The study demonstrates that the choice of test structure and extraction methodology can shift extracted values by up to 10 %, underscoring the need for standardized protocols when comparing data across laboratories. The optimized process delivers electron and hole mobilities of roughly 2 000 cm² V⁻¹ s⁻¹ at carrier concentrations of ±1 × 10¹² cm⁻², a specific contact resistance below 200 Ω·µm, and a Dirac‑point voltage spread of less than ±0.2 V across the wafer, indicating excellent doping uniformity. IV‑curve hysteresis, quantified as the normalized shift of the Dirac point during forward‑and‑reverse gate sweeps, is reduced to ≤0.05 V, reflecting the effectiveness of the encapsulation and low‑residue patterning.

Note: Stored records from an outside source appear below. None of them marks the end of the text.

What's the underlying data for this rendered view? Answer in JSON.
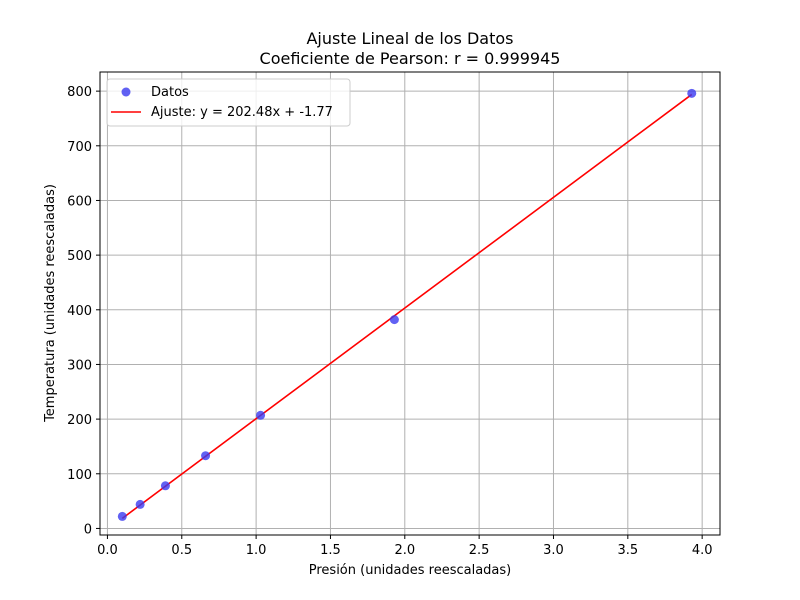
{
  "chart_data": {
    "type": "scatter",
    "title": "Ajuste Lineal de los Datos",
    "subtitle": "Coeficiente de Pearson: r = 0.999945",
    "xlabel": "Presión (unidades reescaladas)",
    "ylabel": "Temperatura (unidades reescaladas)",
    "xlim": [
      -0.05,
      4.12
    ],
    "ylim": [
      -12,
      835
    ],
    "xticks": [
      0.0,
      0.5,
      1.0,
      1.5,
      2.0,
      2.5,
      3.0,
      3.5,
      4.0
    ],
    "xtick_labels": [
      "0.0",
      "0.5",
      "1.0",
      "1.5",
      "2.0",
      "2.5",
      "3.0",
      "3.5",
      "4.0"
    ],
    "yticks": [
      0,
      100,
      200,
      300,
      400,
      500,
      600,
      700,
      800
    ],
    "ytick_labels": [
      "0",
      "100",
      "200",
      "300",
      "400",
      "500",
      "600",
      "700",
      "800"
    ],
    "grid": true,
    "legend_position": "top-left",
    "series": [
      {
        "name": "Datos",
        "kind": "scatter",
        "color": "#3a3af0",
        "x": [
          0.1,
          0.22,
          0.39,
          0.66,
          1.03,
          1.93,
          3.93
        ],
        "y": [
          22,
          44,
          78,
          133,
          207,
          382,
          796
        ]
      },
      {
        "name": "Ajuste: y = 202.48x + -1.77",
        "kind": "line",
        "color": "#ff0000",
        "slope": 202.48,
        "intercept": -1.77,
        "x_range": [
          0.1,
          3.93
        ]
      }
    ]
  }
}
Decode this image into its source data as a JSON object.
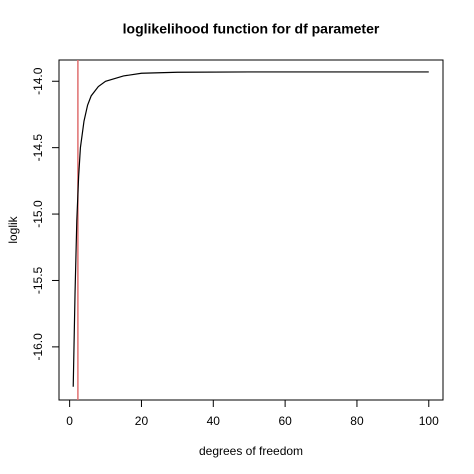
{
  "chart_data": {
    "type": "line",
    "title": "loglikelihood function for df parameter",
    "xlabel": "degrees of freedom",
    "ylabel": "loglik",
    "x": [
      1,
      1.5,
      2,
      2.5,
      3,
      4,
      5,
      6,
      8,
      10,
      15,
      20,
      30,
      50,
      100
    ],
    "values": [
      -16.3,
      -15.6,
      -15.05,
      -14.72,
      -14.5,
      -14.3,
      -14.18,
      -14.11,
      -14.04,
      -14.0,
      -13.96,
      -13.94,
      -13.932,
      -13.93,
      -13.93
    ],
    "color": "#000000",
    "vline": {
      "x": 2.3,
      "color": "#e07070"
    },
    "xlim": [
      -2.96,
      103.96
    ],
    "ylim": [
      -16.4,
      -13.84
    ],
    "xticks": [
      0,
      20,
      40,
      60,
      80,
      100
    ],
    "yticks": [
      {
        "value": -16,
        "label": "-16.0"
      },
      -15.5,
      {
        "value": -15,
        "label": "-15.0"
      },
      -14.5,
      {
        "value": -14,
        "label": "-14.0"
      }
    ]
  }
}
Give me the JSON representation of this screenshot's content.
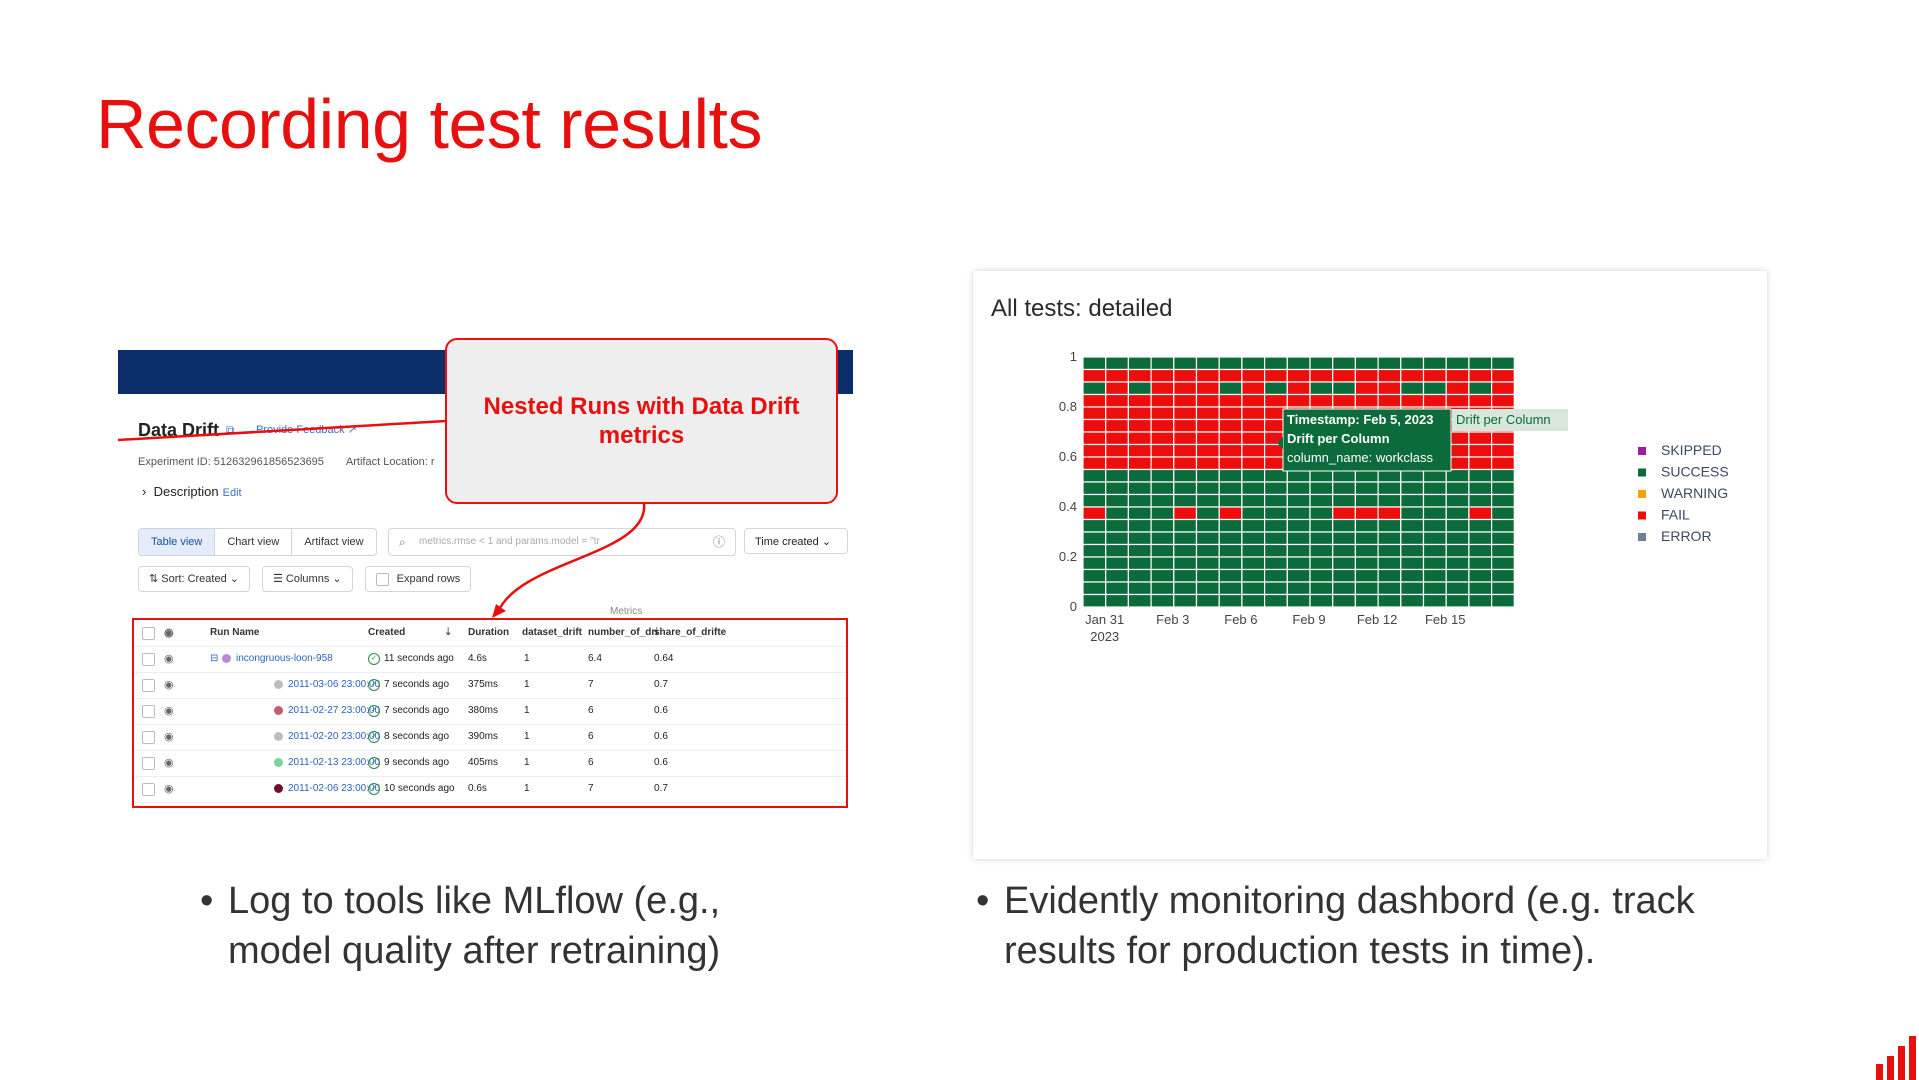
{
  "slide": {
    "title": "Recording test results",
    "bullets": [
      "Log to tools like MLflow (e.g., model quality after retraining)",
      "Evidently monitoring dashbord (e.g. track results for production tests in time)."
    ],
    "accent_color": "#e8100f"
  },
  "mlflow": {
    "experiment_title": "Data Drift",
    "feedback_link": "Provide Feedback",
    "meta": "Experiment ID: 512632961856523695",
    "artifact_label": "Artifact Location: r",
    "description": "Description",
    "edit": "Edit",
    "views": [
      "Table view",
      "Chart view",
      "Artifact view"
    ],
    "search_placeholder": "metrics.rmse < 1 and params.model = \"tr",
    "time_created": "Time created",
    "sort": "Sort: Created",
    "columns": "Columns",
    "expand_rows": "Expand rows",
    "metrics_group": "Metrics",
    "headers": [
      "Run Name",
      "Created",
      "Duration",
      "dataset_drift",
      "number_of_dri",
      "share_of_drifte"
    ],
    "rows": [
      {
        "name": "incongruous-loon-958",
        "created": "11 seconds ago",
        "duration": "4.6s",
        "dataset_drift": "1",
        "number": "6.4",
        "share": "0.64",
        "color": "#b98ad8"
      },
      {
        "name": "2011-03-06 23:00:00",
        "created": "7 seconds ago",
        "duration": "375ms",
        "dataset_drift": "1",
        "number": "7",
        "share": "0.7",
        "color": "#bdbdbd"
      },
      {
        "name": "2011-02-27 23:00:00",
        "created": "7 seconds ago",
        "duration": "380ms",
        "dataset_drift": "1",
        "number": "6",
        "share": "0.6",
        "color": "#c65a6a"
      },
      {
        "name": "2011-02-20 23:00:00",
        "created": "8 seconds ago",
        "duration": "390ms",
        "dataset_drift": "1",
        "number": "6",
        "share": "0.6",
        "color": "#bdbdbd"
      },
      {
        "name": "2011-02-13 23:00:00",
        "created": "9 seconds ago",
        "duration": "405ms",
        "dataset_drift": "1",
        "number": "6",
        "share": "0.6",
        "color": "#7fd39a"
      },
      {
        "name": "2011-02-06 23:00:00",
        "created": "10 seconds ago",
        "duration": "0.6s",
        "dataset_drift": "1",
        "number": "7",
        "share": "0.7",
        "color": "#6b1030"
      }
    ],
    "callout": "Nested Runs with Data Drift metrics"
  },
  "chart_data": {
    "type": "heatmap",
    "title": "All tests: detailed",
    "x_ticks": [
      "Jan 31",
      "Feb 3",
      "Feb 6",
      "Feb 9",
      "Feb 12",
      "Feb 15"
    ],
    "x_tick_sub": "2023",
    "y_ticks": [
      "0",
      "0.2",
      "0.4",
      "0.6",
      "0.8",
      "1"
    ],
    "ylim": [
      0,
      1
    ],
    "legend": [
      {
        "name": "SKIPPED",
        "color": "#9b1f9b"
      },
      {
        "name": "SUCCESS",
        "color": "#0b6b3a"
      },
      {
        "name": "WARNING",
        "color": "#f2a20c"
      },
      {
        "name": "FAIL",
        "color": "#ee0d0d"
      },
      {
        "name": "ERROR",
        "color": "#6b7f99"
      }
    ],
    "columns": 19,
    "rows_top_to_bottom": [
      "SSSSSSSSSSSSSSSSSSS",
      "FFFFFFFFFFFFFFFFFFF",
      "SFSFFFSFSFSSFFSSFSF",
      "FFFFFFFFFFFFFFFFFFF",
      "FFFFFFFFFFFFFFFFFFF",
      "FFFFFFFFFFFFFFFFFFF",
      "FFFFFFFFFFFFFFFFFFF",
      "FFFFFFFFFFFFFFFFFFF",
      "FFFFFFFFFFFFFFFFFFF",
      "SSSSSSSSSSSSSSSSSSS",
      "SSSSSSSSSSSSSSSSSSS",
      "SSSSSSSSSSSSSSSSSSS",
      "FSSSFSFSSSSFFFSSSFS",
      "SSSSSSSSSSSSSSSSSSS",
      "SSSSSSSSSSSSSSSSSSS",
      "SSSSSSSSSSSSSSSSSSS",
      "SSSSSSSSSSSSSSSSSSS",
      "SSSSSSSSSSSSSSSSSSS",
      "SSSSSSSSSSSSSSSSSSS",
      "SSSSSSSSSSSSSSSSSSS"
    ],
    "tooltip": {
      "header": "Timestamp: Feb 5, 2023",
      "side": "Drift per Column",
      "line1": "Drift per Column",
      "line2": "column_name: workclass"
    }
  }
}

Yield criteria are defined as on/off current ratio > 5, channel resistance < 1 MΩ, and gate leakage < 10 nA. Under these conditions, the process achieves a 98 % device yield on 200 mm wafers. The authors conclude that the combination of (i) low‑roughness back‑gate and contacts, (ii) residue‑free graphene patterning, (iii) comprehensive test‑structure suite, and (iv) BEOL‑compatible encapsulation provides a robust pathway for large‑scale production of high‑performance GFETs. This work lays the groundwork for industrial‑scale quality‑control protocols essential for the commercialization of graphene‑based sensors (gas, biosensing, infrared imaging) and other 2‑D material electronic systems.